Canadian housing starts increased by 8% m/m to 211,681 units in June at a seasonally adjusted annual rate (SAAR). The gain in June put starts back at pre-pandemic levels. The trend in national housing starts fell to an average of 199,700 units SAAR over the past six months. Housing starts were up in five of 10 provinces with Ontario driving the increase.
In BC, growth in housing starts was flat in June, following a 29% increase in the previous month. Historically speaking, starts in the province are still robust but have been trending downwards since the fall of 2019. Housing starts have shown resilience during the pandemic and in the near future will depend on demand as unemployment levels remain elevated and as government support programs wind down.
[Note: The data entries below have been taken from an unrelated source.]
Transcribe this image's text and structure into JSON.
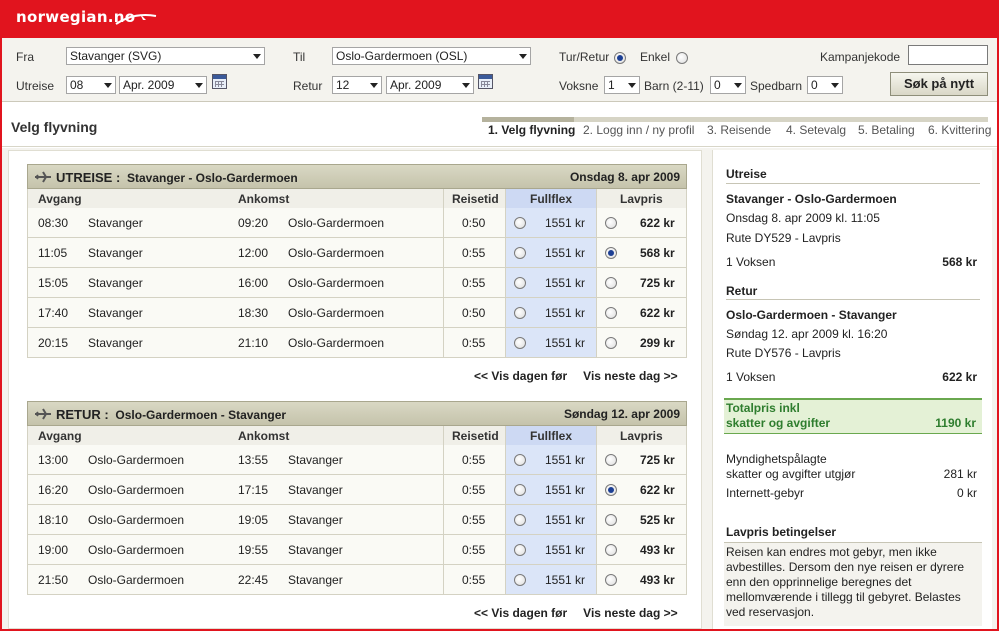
{
  "brand": {
    "logo": "norwegian.no",
    "red": "#e1141e"
  },
  "search": {
    "from_label": "Fra",
    "from_value": "Stavanger (SVG)",
    "to_label": "Til",
    "to_value": "Oslo-Gardermoen (OSL)",
    "roundtrip_label": "Tur/Retur",
    "oneway_label": "Enkel",
    "campaign_label": "Kampanjekode",
    "campaign_value": "",
    "outbound_label": "Utreise",
    "outbound_day": "08",
    "outbound_month": "Apr. 2009",
    "return_label": "Retur",
    "return_day": "12",
    "return_month": "Apr. 2009",
    "adults_label": "Voksne",
    "adults_value": "1",
    "children_label": "Barn (2-11)",
    "children_value": "0",
    "infants_label": "Spedbarn",
    "infants_value": "0",
    "search_button": "Søk på nytt"
  },
  "page": {
    "title": "Velg flyvning",
    "steps": [
      "1. Velg flyvning",
      "2. Logg inn / ny profil",
      "3. Reisende",
      "4. Setevalg",
      "5. Betaling",
      "6. Kvittering"
    ]
  },
  "columns": {
    "depart": "Avgang",
    "arrive": "Ankomst",
    "duration": "Reisetid",
    "fullflex": "Fullflex",
    "lowfare": "Lavpris"
  },
  "outbound": {
    "heading": "UTREISE :",
    "route": "Stavanger - Oslo-Gardermoen",
    "date": "Onsdag 8. apr 2009",
    "rows": [
      {
        "dep": "08:30",
        "from": "Stavanger",
        "arr": "09:20",
        "to": "Oslo-Gardermoen",
        "dur": "0:50",
        "flex": "1551 kr",
        "low": "622 kr",
        "selected": false
      },
      {
        "dep": "11:05",
        "from": "Stavanger",
        "arr": "12:00",
        "to": "Oslo-Gardermoen",
        "dur": "0:55",
        "flex": "1551 kr",
        "low": "568 kr",
        "selected": true
      },
      {
        "dep": "15:05",
        "from": "Stavanger",
        "arr": "16:00",
        "to": "Oslo-Gardermoen",
        "dur": "0:55",
        "flex": "1551 kr",
        "low": "725 kr",
        "selected": false
      },
      {
        "dep": "17:40",
        "from": "Stavanger",
        "arr": "18:30",
        "to": "Oslo-Gardermoen",
        "dur": "0:50",
        "flex": "1551 kr",
        "low": "622 kr",
        "selected": false
      },
      {
        "dep": "20:15",
        "from": "Stavanger",
        "arr": "21:10",
        "to": "Oslo-Gardermoen",
        "dur": "0:55",
        "flex": "1551 kr",
        "low": "299 kr",
        "selected": false
      }
    ],
    "prev": "<< Vis dagen før",
    "next": "Vis neste dag >>"
  },
  "return": {
    "heading": "RETUR :",
    "route": "Oslo-Gardermoen - Stavanger",
    "date": "Søndag 12. apr 2009",
    "rows": [
      {
        "dep": "13:00",
        "from": "Oslo-Gardermoen",
        "arr": "13:55",
        "to": "Stavanger",
        "dur": "0:55",
        "flex": "1551 kr",
        "low": "725 kr",
        "selected": false
      },
      {
        "dep": "16:20",
        "from": "Oslo-Gardermoen",
        "arr": "17:15",
        "to": "Stavanger",
        "dur": "0:55",
        "flex": "1551 kr",
        "low": "622 kr",
        "selected": true
      },
      {
        "dep": "18:10",
        "from": "Oslo-Gardermoen",
        "arr": "19:05",
        "to": "Stavanger",
        "dur": "0:55",
        "flex": "1551 kr",
        "low": "525 kr",
        "selected": false
      },
      {
        "dep": "19:00",
        "from": "Oslo-Gardermoen",
        "arr": "19:55",
        "to": "Stavanger",
        "dur": "0:55",
        "flex": "1551 kr",
        "low": "493 kr",
        "selected": false
      },
      {
        "dep": "21:50",
        "from": "Oslo-Gardermoen",
        "arr": "22:45",
        "to": "Stavanger",
        "dur": "0:55",
        "flex": "1551 kr",
        "low": "493 kr",
        "selected": false
      }
    ],
    "prev": "<< Vis dagen før",
    "next": "Vis neste dag >>"
  },
  "summary": {
    "out_heading": "Utreise",
    "out_route": "Stavanger - Oslo-Gardermoen",
    "out_when": "Onsdag 8. apr 2009 kl. 11:05",
    "out_flight": "Rute DY529 - Lavpris",
    "out_pax": "1 Voksen",
    "out_price": "568 kr",
    "ret_heading": "Retur",
    "ret_route": "Oslo-Gardermoen - Stavanger",
    "ret_when": "Søndag 12. apr 2009 kl. 16:20",
    "ret_flight": "Rute DY576 - Lavpris",
    "ret_pax": "1 Voksen",
    "ret_price": "622 kr",
    "total_line1": "Totalpris inkl",
    "total_line2": "skatter og avgifter",
    "total_value": "1190 kr",
    "tax_line1": "Myndighetspålagte",
    "tax_line2": "skatter og avgifter utgjør",
    "tax_value": "281 kr",
    "fee_label": "Internett-gebyr",
    "fee_value": "0 kr",
    "cond_heading": "Lavpris betingelser",
    "cond_text": "Reisen kan endres mot gebyr, men ikke avbestilles. Dersom den nye reisen er dyrere enn den opprinnelige beregnes det mellomværende i tillegg til gebyret. Belastes ved reservasjon."
  }
}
Meanwhile, building permits for May were up by 4.4% in the province.
Looking at census metropolitan areas in BC:
Housing starts in Vancouver were down by 5% m/m in June to 23,577 units SAAR. Multi-units were down by 9%, while singles were up by 26%. Compared to last year in June, housing starts were down by 43%, which marks the third consecutive month of negative year-over-year growth.
In Victoria, housing starts were down by 23% m/m to 2,342 units SAAR. Compared to a year ago in June, housing starts were down by 5%.
In Kelowna, housing starts increased by 61% m/m to 2,858. Starts were up by 1% in the region compared to the same time last year.
Monthly housing starts in Abbotsford-Mission were up by 18% at 590 units SAAR. Compared to the same time last year, new home construction was down by 25%.